Inter vivos gifts are widely used in estate planning to reduce the tax charged on an estate, though their tax treatment varies from country to country. Gifts from parents to adult children are also a major channel of intergenerational wealth transfer, and are studied in the economics of the family for what they reveal about family motives and wealth inequality.

== General features ==
An inter vivos transfer, or lifetime gift, is a gratuitous transfer of property from a living donor to a donee, distinguished from a sale, which is made for consideration, and from a testamentary gift, which takes effect only at the donor's death. A gift generally requires the donee's acceptance and, once complete, cannot ordinarily be revoked, although the formalities needed to complete it, and the point at which it becomes irrevocable, vary between legal systems.
== Formation by legal tradition ==
The rules for making a valid gift depend on the legal tradition in force: common law in the United States, the United Kingdom, and much of the Commonwealth; civil law across continental Europe, Latin America, and the US state of Louisiana; Islamic and Hindu personal law in parts of the Muslim world and in India; and China under its Civil Code.

=== Common law ===
At common law a valid gift requires donative intent, delivery of the property (actual, constructive, or symbolic), and acceptance by the donee. A gift causa mortis, or deathbed gift, is an exception: made in expectation of death, it remains revocable until the donor dies and is limited to personal property.

=== Civil law ===
In civil law systems a gift generally must be made in a formal act before a notary, a requirement descending from Roman law. Under the Louisiana Civil Code, for example, a donation inter vivos must be made by authentic act before a notary on penalty of nullity, though a manual gift of a movable may pass by delivery alone.

=== Islamic law ===
In Islamic law a lifetime gift is a hiba, an immediate and unconditional transfer of ownership of existing property made without consideration, valid on a declaration by the donor, acceptance by the donee, and delivery of possession. A hiba may be revoked before possession passes but generally not after. Whether a parent may use hiba to favour some children over others is debated, with many jurists holding that gifts to children should be made fairly.

=== Hindu law ===
In India, gifts by Hindus are governed by the Transfer of Property Act 1882 rather than by a separate religious law. Under the Act, a gift is a voluntary transfer of existing property without consideration, accepted during the donor's lifetime. A gift of immovable property must be made by a registered instrument attested by two witnesses, and one of movable property by such an instrument or by delivery.

=== Chinese law ===
Under the Civil Code of the People's Republic of China (2020) an inter vivos gift is a gift contract, by which a donor transfers property to a donee without consideration. The donor may revoke it before the property's rights pass to the donee, unless the contract is notarized or serves a public or moral purpose such as disaster relief. After transfer, revocation is limited to statutory cases, such as serious harm to the donor by the donee.

== Taxation ==
The tax treatment of a lifetime gift varies considerably from one country to another.
=== United States ===
In the United States a lifetime gift reduces the estate tax, because gifted property and its later appreciation leave the taxable estate. The gift tax, reenacted in 1932, has since 1976 been unified with the estate tax, and lifetime gifts are added back to it. A per-donee annual exclusion and transfers between spouses are exempt, while gifts that skip a generation face a generation-skipping transfer tax. A gift may be made outright or through an inter vivos trust, as distinct from a testamentary trust made by will, but the donor must surrender control for the property to leave the estate.

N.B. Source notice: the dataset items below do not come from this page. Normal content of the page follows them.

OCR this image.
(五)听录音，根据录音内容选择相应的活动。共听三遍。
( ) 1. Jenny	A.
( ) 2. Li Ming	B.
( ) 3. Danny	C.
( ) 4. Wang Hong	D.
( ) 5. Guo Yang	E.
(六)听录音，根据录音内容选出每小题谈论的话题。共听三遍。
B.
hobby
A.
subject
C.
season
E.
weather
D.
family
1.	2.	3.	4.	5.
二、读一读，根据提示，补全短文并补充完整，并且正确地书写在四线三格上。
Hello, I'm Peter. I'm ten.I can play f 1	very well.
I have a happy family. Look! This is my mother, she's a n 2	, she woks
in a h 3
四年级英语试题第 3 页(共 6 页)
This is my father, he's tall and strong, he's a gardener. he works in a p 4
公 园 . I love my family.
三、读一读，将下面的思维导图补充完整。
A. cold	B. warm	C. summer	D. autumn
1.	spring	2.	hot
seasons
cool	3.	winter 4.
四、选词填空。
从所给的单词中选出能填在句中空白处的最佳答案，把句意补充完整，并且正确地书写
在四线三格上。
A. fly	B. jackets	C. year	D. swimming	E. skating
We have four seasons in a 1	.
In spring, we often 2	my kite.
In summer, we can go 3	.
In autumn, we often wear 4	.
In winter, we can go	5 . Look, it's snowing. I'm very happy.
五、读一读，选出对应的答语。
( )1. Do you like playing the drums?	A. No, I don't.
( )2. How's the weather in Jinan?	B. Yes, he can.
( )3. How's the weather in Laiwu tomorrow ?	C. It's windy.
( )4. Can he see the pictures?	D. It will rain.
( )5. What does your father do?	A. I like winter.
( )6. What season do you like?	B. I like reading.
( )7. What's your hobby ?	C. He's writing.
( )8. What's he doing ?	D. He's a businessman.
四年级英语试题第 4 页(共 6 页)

=== United Kingdom, Canada and Australia ===
In the United Kingdom, a gift is a "potentially exempt transfer" that escapes inheritance tax if the donor survives seven years, but falls back into the estate if not, the seven-year rule. Neither Canada nor Australia levies a gift tax. Each instead taxes the capital gain when an appreciated asset is given away, treating it as a disposal at fair market value. Australia abolished its own death duties in 1979.

== Economic research ==
In the economics of the family, studied mostly with United States data, inter vivos transfers are thought to make up at least a third of intergenerational transfers, though only about a fifth of households ever receive one. Such gifts often help a recipient buy a home, clear debt, or fund education, and in the United Kingdom parental housing help is nicknamed the "Bank of Mum and Dad". Unlike bequests, which are usually divided equally among children, inter vivos transfers are frequently unequal.

Whether they arise from altruism (giving more to poorer children) or exchange (payment for a child's care) is debated. Empirical work tends to favour exchange, though Stark and Zhang argued that equally altruistic parents may rationally give more to a higher-earning child. Inter vivos gifts are also studied as a factor in wealth inequality.